May 13, 2021 11:46 pm

Alibaba on Thursday posted its first quarterly operating loss since going public in 2014 due to a record anti-monopoly fine by the country's market regulator.

Details: In the quarter ended March 31, 2021, revenue was RMB 187,395 million ($28,602 million), an increase of 64% year-over-year. In the fiscal year ended March 31, 2021, revenue was RMB 717.289 billion ($109.48 billion), an increase of 41% year-on-year.

The e-commerce giant said its loss from operations was RMB 7.66 billion ($1.19 billion)as a result of the fine.

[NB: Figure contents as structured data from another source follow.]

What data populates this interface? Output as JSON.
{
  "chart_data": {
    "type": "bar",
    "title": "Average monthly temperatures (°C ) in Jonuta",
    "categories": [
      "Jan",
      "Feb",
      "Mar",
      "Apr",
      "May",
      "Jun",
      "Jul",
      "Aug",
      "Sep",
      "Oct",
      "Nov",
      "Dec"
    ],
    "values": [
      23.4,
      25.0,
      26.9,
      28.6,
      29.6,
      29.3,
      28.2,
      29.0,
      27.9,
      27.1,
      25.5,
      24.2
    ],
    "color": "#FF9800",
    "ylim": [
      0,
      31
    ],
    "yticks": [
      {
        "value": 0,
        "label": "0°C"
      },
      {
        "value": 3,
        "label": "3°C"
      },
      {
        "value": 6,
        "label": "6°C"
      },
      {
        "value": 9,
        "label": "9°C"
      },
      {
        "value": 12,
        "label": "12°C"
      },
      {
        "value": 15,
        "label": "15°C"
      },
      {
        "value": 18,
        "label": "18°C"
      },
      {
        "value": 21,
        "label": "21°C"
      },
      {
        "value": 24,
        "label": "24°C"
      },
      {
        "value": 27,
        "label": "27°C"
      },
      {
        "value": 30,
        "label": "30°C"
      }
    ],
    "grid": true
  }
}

It is the first time Alibaba has reported an operating loss as a public company, CEO Daniel Zhang said Thursday.

The GMV for the 2021 fiscal year was RMB 8.119 trillion ($1.239 trillion), which mainly includes RMB 7.494 trillion ($1.144 trillion) from China and the international market.

In the 2021 fiscal year, cloud computing revenue increased by 50% year-on-year to RMB 60.12 billion ($9.176 billion). In the March quarter of 2021, cloud computing revenue increased 37% year-on-year to 16.761 RMB billion ($2.558 billion). Alibaba Group ranks third globally and first in the Asia Pacific region in the global Infrastructure-as-a-Service market, according to Gartner’s April 2021 report. 

International commerce retail business, mainly including Lazada and AliExpress, grew rapidly to achieve approximately 240 million annual active consumers in the twelve months ended March 31, 2021.

The revenue of Alibaba's logistics subsidiary Cainiao Network grew steadily by 68% year-on-year, reaching RMB 37.258 billion ($5.687 billion), accounting for 5% of the company's total revenue.

Alibaba forecast annual revenue of 930 billion yuan ($144.12 billion) for the year ending March 2022, above expectation of 928.25 billion yuan.

Context: China is speeding up the supervision of Internet giants' monopoly after years of laissez-faire approach. The top market regulator slapped a record 18,228 billion ($2,782 billion) fine on Alibaba on April 12, after an anti-monopoly probe found the e-commerce giant had abused its dominant market position for several years.